In 2005, the American Egg Board funded an updated analysis of egg products, which is published in the American Egg Board's publication entitled, "Egg Products Reference Guide". The data can also be obtained from the American Egg Board (AEB) web site (http:/www.aeb.org/EggProducts/reference.html). I presented the results of this study at the March 2007 International Egg Commission meeting in London.

Nine egg products were analyzed including liquid/frozen whole eggs, liquid/frozen salted whole eggs, liquid/frozen yolk, liquid frozen sugared yolks, liquid/frozen salted yolks, liquid/frozen whites, dried whole eggs, dried yolks, and dried stabilized whites.

Samples analyzed were collected from major processors in the United States from different parts of the country. Each product included samples from three different processors. The samples included three different lots, which were pooled. Egg products were analyzed for proximate composition, cholesterol, vitamins, minerals, fatty acids, and amino acids. Egg chemistry data including pH, fat, protein, ash, solids, and free glucose were also presented.

Moisture, Protein

With respect to proximate analyses, moisture and protein content was quite comparable to previously reported values. Total fat was determined rather than total lipids. Total fat is defined as the quantitated fatty acids expressed as triglycerides. For labeling purposes, the U.S. Food and Drug Administration requires reporting total fat. (21 Code of Federal Regulations 101.9). Previous analyses reported total lipids, which includes phospholipids and cholesterol. Thus, total fat of yolk for example will be about 3 percent lower than total lipids (AOAC acid hydrolysis method).

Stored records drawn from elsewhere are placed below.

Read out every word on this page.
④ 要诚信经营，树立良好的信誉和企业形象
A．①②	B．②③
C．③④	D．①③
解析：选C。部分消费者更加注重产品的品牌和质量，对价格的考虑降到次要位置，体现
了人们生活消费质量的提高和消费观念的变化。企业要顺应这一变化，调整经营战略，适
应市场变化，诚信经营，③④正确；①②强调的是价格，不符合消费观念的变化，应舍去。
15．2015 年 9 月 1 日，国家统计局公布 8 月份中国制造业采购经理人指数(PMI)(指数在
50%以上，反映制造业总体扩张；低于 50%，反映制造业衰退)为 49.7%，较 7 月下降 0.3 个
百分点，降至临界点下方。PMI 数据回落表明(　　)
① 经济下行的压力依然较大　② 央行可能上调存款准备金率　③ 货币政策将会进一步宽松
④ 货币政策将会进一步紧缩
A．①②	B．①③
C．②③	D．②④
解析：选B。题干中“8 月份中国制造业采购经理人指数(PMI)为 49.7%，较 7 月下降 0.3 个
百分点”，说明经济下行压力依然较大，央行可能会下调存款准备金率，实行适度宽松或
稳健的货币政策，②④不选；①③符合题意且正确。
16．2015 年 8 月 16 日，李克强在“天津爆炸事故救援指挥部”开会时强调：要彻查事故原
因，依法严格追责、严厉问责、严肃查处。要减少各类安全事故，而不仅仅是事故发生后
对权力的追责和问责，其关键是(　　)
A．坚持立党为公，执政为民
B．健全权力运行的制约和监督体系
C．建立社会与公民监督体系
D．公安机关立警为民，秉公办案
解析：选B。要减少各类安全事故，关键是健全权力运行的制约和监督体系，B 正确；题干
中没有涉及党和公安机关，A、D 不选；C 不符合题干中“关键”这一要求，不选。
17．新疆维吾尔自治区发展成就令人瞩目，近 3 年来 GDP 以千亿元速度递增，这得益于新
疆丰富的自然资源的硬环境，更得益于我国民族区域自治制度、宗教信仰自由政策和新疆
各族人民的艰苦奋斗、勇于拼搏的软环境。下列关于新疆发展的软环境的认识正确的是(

Cholesterol content of whole egg and yolk was similar to that reported from previous analyses. Elkin, in 2007 (World's Poultry Science 63: no. 1, 5-31) reviewed factors affecting yolk cholesterol. He indicated that feeding reductase inhibitors (statins) to laying hens could reduce as much as 46 percent. However, there were concerns with the effect on nutrient composition and potential transfer of drugs to the egg. Froning et al., 1990 (J. of Food Science 55-98) reported that two-thirds of the cholesterol could be extracted using supercritical carbon dioxide extraction, but costs have been found to be excessive. Therefore, lowering of cholesterol in the egg by various approaches has not been practical. Since dietary cholesterol has not significantly affected heart disease, the cholesterol issue has become less important.

Fatty acid composition was observed to be comparable to previous reported data with a 1.8 ratio of unsaturated fats to saturated fats. Egg yolk is a good source of unsaturated fats. Trans fats in egg yolk was 0.24 percent, which means egg products can be labeled 0 percent trans fats.

Vitamin content was found to be quite uniform among all processors. Lutein and zeaxanthin are two pigments that have been found to be important for preventing macular degeneration. Lutein and zeaxanthin in egg yolk have been observed to be more available than that noted from vegetables such as broccoli. Choline and folic acid, which are high in eggs, have been observed to be important for memory function and fetal brain development.

With respect to mineral content, values were again found to be quite uniform. One exception was selenium. Selenium content can vary since some areas of the United States have somewhat higher amounts of selenium in the soil. Amino acid analyses continue to show that eggs contain all of the essential amino acids needed in our diet. Eggs are used as a standard for measuring protein quality.

When considering egg chemistry, egg solids have been a continuing concern to processors. It is known that in-line systems may have a lower percent solids than off-line systems. Also, age of the hen, strain and storage may affect egg solids.

Accurate nutrient composition of eggs is valuable for our industry. Consumers are demanding more information about the composition of the foods they consume.